In der Musse mit Leichtigkeit
Andrea Köhler: «Lange Weile. Über das Warten». Frankfurt a.M.: Insel, 2007.
Allen Anstrengungen einer ökonomischen Lebensplanung zum Trotz, gehört das Warten zu einer der Grunderfahrungen menschlichen Daseins. Wir warten ständig: auf den nächsten Zug, das Essen im Restaurant, den Beginn des Sommers oder die Bekanntgabe der Prüfungsergebnisse. Selbst beim Anruf einer Service-Hotline empfängt uns statt der versprochenen schnellen Hilfe meist das vertraute Mantra: «Bitte warten Sie!» So vielfältig wie die Anlässe des Wartens sind die damit verbundenen Empfindungen. Es gibt das quälende und das bange Warten, aber auch die Zuversicht des Werdens und die Vorfreude auf kommende Ereignisse. Andrea Köhler hat sich in der bei Insel erscheinenden «Bibliothek der Lebenskunst» des Wartens angenommen, nicht mit der bleiernen Schwere eines philosophischen Essays, sondern in Form kurzer, leichtfüssiger Meditationen, die sich dem Thema auf höchst unterschiedlichen Wegen nähern.
Gleich zu Beginn verweist die Autorin auf die dem Warten innewohnende Ambivalenz. Warten ist niemals nur «vergeudete» oder «leere» Zeit, sondern gehört als Pause und Verzögerung zum natürlichen Rhythmus des Lebens. Wird dieser Puls von An- und Abwesenheit aufgehoben und einer chronischen Gleichzeitigkeit geopfert, gibt es auch kein Reifen und Werden mehr. Ein schlagendes Beispiel dafür ist der Reisende, der mit dem Flugzeug rund um den Globus jettet, den Weg von A nach B aber nur als ödes Dazwischen empfindet. Vom eigentlichen Sinn des Reisens, den Weg als Ziel zu erfahren, und der damit verbundenen Hoffnung, als ein anderer wiederzukommen, ist hier nichts mehr übrig.

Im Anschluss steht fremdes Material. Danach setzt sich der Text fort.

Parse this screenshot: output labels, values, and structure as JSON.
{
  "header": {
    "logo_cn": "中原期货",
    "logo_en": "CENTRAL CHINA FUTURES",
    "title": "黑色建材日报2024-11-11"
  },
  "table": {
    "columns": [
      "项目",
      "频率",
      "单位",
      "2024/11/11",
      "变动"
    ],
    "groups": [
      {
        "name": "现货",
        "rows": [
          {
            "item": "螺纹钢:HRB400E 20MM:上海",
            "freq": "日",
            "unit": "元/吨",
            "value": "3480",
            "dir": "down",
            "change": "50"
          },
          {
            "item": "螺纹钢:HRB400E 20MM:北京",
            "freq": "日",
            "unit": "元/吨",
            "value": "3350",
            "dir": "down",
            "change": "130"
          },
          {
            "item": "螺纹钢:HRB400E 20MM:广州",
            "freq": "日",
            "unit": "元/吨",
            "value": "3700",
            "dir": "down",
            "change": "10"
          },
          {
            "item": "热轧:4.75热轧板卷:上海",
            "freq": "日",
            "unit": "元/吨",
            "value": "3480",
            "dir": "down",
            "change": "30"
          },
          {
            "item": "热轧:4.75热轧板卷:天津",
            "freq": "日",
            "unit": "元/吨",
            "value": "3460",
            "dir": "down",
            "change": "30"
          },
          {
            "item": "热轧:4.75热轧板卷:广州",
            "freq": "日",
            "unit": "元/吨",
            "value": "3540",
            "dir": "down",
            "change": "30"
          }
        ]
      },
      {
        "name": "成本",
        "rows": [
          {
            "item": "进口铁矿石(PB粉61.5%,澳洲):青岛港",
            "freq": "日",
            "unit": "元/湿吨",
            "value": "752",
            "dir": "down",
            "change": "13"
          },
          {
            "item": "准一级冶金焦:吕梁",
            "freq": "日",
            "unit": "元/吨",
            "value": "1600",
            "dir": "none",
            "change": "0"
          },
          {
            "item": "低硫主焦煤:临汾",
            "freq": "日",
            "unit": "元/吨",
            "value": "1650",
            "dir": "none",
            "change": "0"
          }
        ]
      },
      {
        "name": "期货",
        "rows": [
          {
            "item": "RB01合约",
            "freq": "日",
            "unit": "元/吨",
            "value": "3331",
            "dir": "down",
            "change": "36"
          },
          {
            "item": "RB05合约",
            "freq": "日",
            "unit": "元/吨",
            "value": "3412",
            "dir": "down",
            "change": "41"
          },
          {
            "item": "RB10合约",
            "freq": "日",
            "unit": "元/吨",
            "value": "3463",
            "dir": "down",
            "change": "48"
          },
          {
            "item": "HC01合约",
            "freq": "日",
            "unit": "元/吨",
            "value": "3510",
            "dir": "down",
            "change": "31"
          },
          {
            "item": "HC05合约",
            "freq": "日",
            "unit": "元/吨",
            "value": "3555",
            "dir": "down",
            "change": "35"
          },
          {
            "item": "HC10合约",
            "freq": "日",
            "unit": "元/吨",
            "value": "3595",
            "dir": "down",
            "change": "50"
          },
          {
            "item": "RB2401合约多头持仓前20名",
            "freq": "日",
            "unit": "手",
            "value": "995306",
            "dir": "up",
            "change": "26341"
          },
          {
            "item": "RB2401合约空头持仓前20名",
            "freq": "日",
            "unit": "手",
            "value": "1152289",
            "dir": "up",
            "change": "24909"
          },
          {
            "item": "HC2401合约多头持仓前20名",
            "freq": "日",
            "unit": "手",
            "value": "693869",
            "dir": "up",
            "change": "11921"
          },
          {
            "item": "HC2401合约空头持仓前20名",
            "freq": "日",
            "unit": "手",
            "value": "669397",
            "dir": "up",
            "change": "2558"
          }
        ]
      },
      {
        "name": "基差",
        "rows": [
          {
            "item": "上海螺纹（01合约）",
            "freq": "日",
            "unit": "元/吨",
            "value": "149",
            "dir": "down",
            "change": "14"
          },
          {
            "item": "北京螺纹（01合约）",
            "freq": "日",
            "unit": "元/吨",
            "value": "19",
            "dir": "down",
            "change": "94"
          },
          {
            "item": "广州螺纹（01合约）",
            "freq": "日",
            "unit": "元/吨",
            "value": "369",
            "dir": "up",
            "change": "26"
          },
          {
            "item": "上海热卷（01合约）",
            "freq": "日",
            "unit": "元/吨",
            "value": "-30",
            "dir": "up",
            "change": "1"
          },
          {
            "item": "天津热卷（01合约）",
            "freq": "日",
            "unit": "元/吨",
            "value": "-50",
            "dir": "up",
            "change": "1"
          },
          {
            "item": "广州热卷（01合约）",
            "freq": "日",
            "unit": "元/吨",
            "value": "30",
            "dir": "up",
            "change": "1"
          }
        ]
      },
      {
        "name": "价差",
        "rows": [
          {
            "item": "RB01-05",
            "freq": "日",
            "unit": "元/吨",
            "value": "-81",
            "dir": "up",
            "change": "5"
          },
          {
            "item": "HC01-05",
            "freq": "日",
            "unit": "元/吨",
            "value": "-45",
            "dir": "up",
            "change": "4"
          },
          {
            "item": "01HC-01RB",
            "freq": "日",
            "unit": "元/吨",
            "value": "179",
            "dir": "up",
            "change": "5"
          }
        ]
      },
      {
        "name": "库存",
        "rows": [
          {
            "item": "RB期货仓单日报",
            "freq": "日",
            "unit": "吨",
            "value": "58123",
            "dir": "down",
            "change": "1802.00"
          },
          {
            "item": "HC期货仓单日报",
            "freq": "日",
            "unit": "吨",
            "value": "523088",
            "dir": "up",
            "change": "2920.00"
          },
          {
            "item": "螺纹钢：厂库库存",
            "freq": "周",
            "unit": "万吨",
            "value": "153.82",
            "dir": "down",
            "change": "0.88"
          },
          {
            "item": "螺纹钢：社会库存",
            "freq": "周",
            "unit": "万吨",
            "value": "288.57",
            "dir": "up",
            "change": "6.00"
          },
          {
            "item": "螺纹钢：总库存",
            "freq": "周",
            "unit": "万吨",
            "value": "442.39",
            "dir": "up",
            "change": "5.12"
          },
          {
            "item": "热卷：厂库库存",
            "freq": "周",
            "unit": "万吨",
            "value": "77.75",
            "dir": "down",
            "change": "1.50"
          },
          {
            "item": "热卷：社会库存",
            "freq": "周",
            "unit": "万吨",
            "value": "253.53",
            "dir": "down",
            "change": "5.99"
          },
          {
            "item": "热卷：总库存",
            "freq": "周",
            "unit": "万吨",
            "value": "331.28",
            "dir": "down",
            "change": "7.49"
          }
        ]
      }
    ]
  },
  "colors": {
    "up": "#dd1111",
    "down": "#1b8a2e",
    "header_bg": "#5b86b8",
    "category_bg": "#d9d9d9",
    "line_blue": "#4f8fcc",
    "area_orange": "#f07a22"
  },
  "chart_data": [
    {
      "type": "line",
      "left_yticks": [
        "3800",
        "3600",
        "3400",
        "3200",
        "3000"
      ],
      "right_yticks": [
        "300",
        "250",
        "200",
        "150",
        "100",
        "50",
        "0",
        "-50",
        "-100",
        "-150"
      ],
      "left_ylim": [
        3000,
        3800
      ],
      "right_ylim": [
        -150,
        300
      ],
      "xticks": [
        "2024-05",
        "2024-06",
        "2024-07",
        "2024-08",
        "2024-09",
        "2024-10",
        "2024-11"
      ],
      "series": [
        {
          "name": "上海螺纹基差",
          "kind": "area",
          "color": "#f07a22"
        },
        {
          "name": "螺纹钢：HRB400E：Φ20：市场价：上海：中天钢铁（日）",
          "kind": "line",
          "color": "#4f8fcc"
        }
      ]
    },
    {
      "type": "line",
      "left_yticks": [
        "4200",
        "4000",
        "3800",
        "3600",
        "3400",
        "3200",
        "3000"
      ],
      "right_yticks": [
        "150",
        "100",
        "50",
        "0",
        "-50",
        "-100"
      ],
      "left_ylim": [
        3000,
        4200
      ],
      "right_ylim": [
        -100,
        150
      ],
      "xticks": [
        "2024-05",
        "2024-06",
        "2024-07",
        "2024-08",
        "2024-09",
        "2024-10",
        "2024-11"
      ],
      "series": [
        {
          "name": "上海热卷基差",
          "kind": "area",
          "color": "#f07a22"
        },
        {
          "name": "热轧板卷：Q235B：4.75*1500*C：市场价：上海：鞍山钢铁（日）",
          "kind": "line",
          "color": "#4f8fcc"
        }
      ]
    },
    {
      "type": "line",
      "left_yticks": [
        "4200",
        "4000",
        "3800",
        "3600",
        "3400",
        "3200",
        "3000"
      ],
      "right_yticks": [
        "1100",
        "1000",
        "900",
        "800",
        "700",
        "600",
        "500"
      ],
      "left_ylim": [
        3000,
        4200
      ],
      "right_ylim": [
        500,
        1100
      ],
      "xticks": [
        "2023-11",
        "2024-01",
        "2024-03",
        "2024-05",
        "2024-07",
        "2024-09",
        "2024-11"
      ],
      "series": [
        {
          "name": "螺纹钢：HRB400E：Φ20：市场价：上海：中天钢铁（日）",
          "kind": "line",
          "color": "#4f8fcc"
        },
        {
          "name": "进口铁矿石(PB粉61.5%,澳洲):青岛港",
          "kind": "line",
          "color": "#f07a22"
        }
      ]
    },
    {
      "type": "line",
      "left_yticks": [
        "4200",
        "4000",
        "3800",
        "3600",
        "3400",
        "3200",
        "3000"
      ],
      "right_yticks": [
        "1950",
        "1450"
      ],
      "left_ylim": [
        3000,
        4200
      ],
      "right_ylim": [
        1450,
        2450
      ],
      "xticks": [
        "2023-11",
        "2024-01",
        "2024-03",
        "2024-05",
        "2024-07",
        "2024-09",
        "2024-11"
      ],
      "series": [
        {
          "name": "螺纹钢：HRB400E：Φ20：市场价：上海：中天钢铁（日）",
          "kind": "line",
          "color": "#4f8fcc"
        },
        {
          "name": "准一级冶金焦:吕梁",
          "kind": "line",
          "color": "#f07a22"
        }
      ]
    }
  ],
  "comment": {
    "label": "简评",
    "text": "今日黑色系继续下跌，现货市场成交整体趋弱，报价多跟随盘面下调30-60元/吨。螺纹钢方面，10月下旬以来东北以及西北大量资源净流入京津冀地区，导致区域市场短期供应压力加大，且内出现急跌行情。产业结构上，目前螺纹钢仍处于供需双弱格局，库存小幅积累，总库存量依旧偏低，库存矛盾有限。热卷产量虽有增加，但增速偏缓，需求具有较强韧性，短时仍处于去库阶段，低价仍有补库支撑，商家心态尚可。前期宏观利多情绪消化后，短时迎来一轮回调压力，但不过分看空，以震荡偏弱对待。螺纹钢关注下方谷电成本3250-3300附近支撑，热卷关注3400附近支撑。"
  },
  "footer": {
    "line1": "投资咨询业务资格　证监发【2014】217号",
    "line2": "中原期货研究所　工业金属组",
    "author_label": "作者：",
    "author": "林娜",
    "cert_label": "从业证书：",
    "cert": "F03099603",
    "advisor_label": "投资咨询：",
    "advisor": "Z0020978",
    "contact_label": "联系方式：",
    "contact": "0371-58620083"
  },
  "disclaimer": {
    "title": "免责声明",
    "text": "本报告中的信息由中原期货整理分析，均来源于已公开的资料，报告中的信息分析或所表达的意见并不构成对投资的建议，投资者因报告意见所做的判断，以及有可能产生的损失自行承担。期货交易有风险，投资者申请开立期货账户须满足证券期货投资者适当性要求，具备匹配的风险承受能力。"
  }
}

Pausen und Übergangszeiten sind aber auch als Momente der Selbstvergewisserung wichtig. Wer immer nur von einer Höchstleistung zur nächsten eilt, verliert rasch den Blick für Sinn und Zweck seines Tuns. Nicht umsonst gibt es den Begriff der «Schaffenspause», die allen schöpferischen Leistungen vorangeht. «In der Latenz der Seelenflaute lauert die gute Idee», schreibt Andrea Köhler, und man kann getrost hinzusetzen, dass kein Willensakt und keine noch so grosse Anstrengung sie hervorlocken kann. Skeptisch zeigt sich die Autorin gegenüber dem verordneten Abschalten in Fitnessstudios und Wellness-Oasen, künstlichen Auszeiten, die hinterrücks doch wieder nur das Diktat eines streng reglementierten Zeitbudgets fortschreiben. Statt Ausspannen im Wohlfühlpaket macht Köhler sich für den fast vergessenen Begriff der Musse stark, das wirkliche Gegenstück zur umtriebigen Geschäftigkeit: «denn Musse ist kein Tun und kein Lassen, müssig kann man nur sein.» Zugleich scheint hier etwas von der Freiheit und Leichtigkeit auf, die sich einstellt, wenn nicht alle Zeit an Zwecke und Ziele vergeben ist.
Saumseliges Träumen, Selbstvergessenheit und Müssiggang mögen Gift für jede aufstrebende Volkswirtschaft sein, für den einzelnen sind sie Inseln der Freiheit im gleichförmigen Tagesgeschehen der Ökonomie. Lahme Tage nicht zu fürchten, sondern als geschenkte Zeit geniessen zu lernen, ist sicherlich eine der schwereren Übungen der Lebenskunst. Andrea Köhler hat dazu ein kluges, lesenswertes Buch geschrieben.